Which is bizarre, because we are now in an age when we have more access to our past, to the music and films and dammit to the information of what has come before, but at the same time all that information has to be instantaneous, now, twitterized, as if lingering and savoring themselves are notions better filed in a museum (and who goes to museums, that's all old stuff...).
And it ties in, as well, with "trendy." No, people of the world, these things that are trendy have been around before, they sometimes were conceived a decade or a hundred years ago, the only thing that is trendy is their rediscovery. That does not make them new! It just makes them new to you, and if you had the slightest awareness of the world around you, the slightest curiosity about where things come from, why they were created in the first place, what makes them tick, you would know this simple fact.

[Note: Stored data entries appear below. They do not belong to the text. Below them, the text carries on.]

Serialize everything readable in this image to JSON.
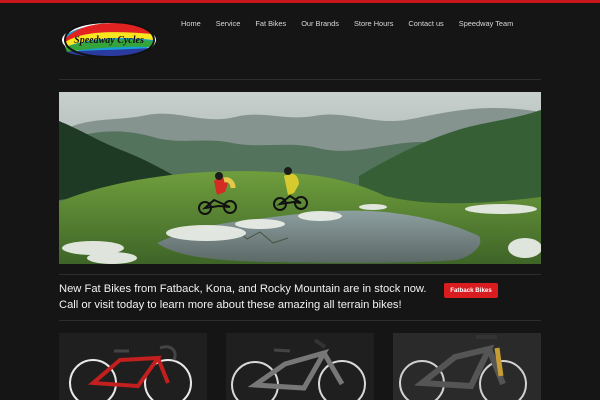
{
  "brand": {
    "logo_text": "Speedway Cycles"
  },
  "nav": {
    "items": [
      "Home",
      "Service",
      "Fat Bikes",
      "Our Brands",
      "Store Hours",
      "Contact us",
      "Speedway Team"
    ]
  },
  "promo": {
    "text": "New Fat Bikes from Fatback, Kona, and Rocky Mountain are in stock now. Call or visit today to learn more about these amazing all terrain bikes!",
    "button_label": "Fatback Bikes"
  },
  "colors": {
    "background": "#151515",
    "accent": "#d81c20",
    "nav_text": "#d8d8d8"
  }
}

And that knowledge doesn't close doors, it opens them, it leads to new questions and rediscoveries and connections!
I guess I'm just wierd, to be curious... oh, wait, those are synonyms. Never mind. I just explained a lot about myself there.
I've always been one to check out "what came before" - I, too, am "weird" that way - but I also understand how some people just seem to live "in the now". Especially when it comes to music. And even moreso when it comes to "musical theatre".
For many young(er) people, their "world" started with either
Phantom of the Opera, Les Miserables, Rent, or
Wicked. However, they also seem to know the other shows that came out around that time. A lot of the "current stuff" has been written by people who may have not even had a show on Broadway yet:
Scott Alan, Andrew Lippa, Joe Iconis, Benj Pasek & Justin Paul, Kait Kerrigan & Brian Lowdermilk, and other writers. I'm always amazed at just how popular some of their works are among "the youngsters". I have to routinely check into YouTube to see what the newest and hottest "unknown" song is just so that I have the gist of it in my ear if I should ever see the music placed in front of me at an audition.
And then there are the pop/rock, indie rock, hip-hop, rap, house music, etc. devotees. They seem to know each and every song of each and every band out there. Do I know all about those artists? No. But
they do!
Would it be a good thing if the younger generation explored the music of their parents' and grandparents' generations? Yes. But if they seem to be on top of everything happening now, there's really nothing wrong with that either. There are millions of hours of music out there to listen to, but only so many hours in a day.
Do you know all of the songs and artists on the current Billboard Top Ten?
*And don't get me started on the whole "musical theatre came from operetta and opera" kerfuffle.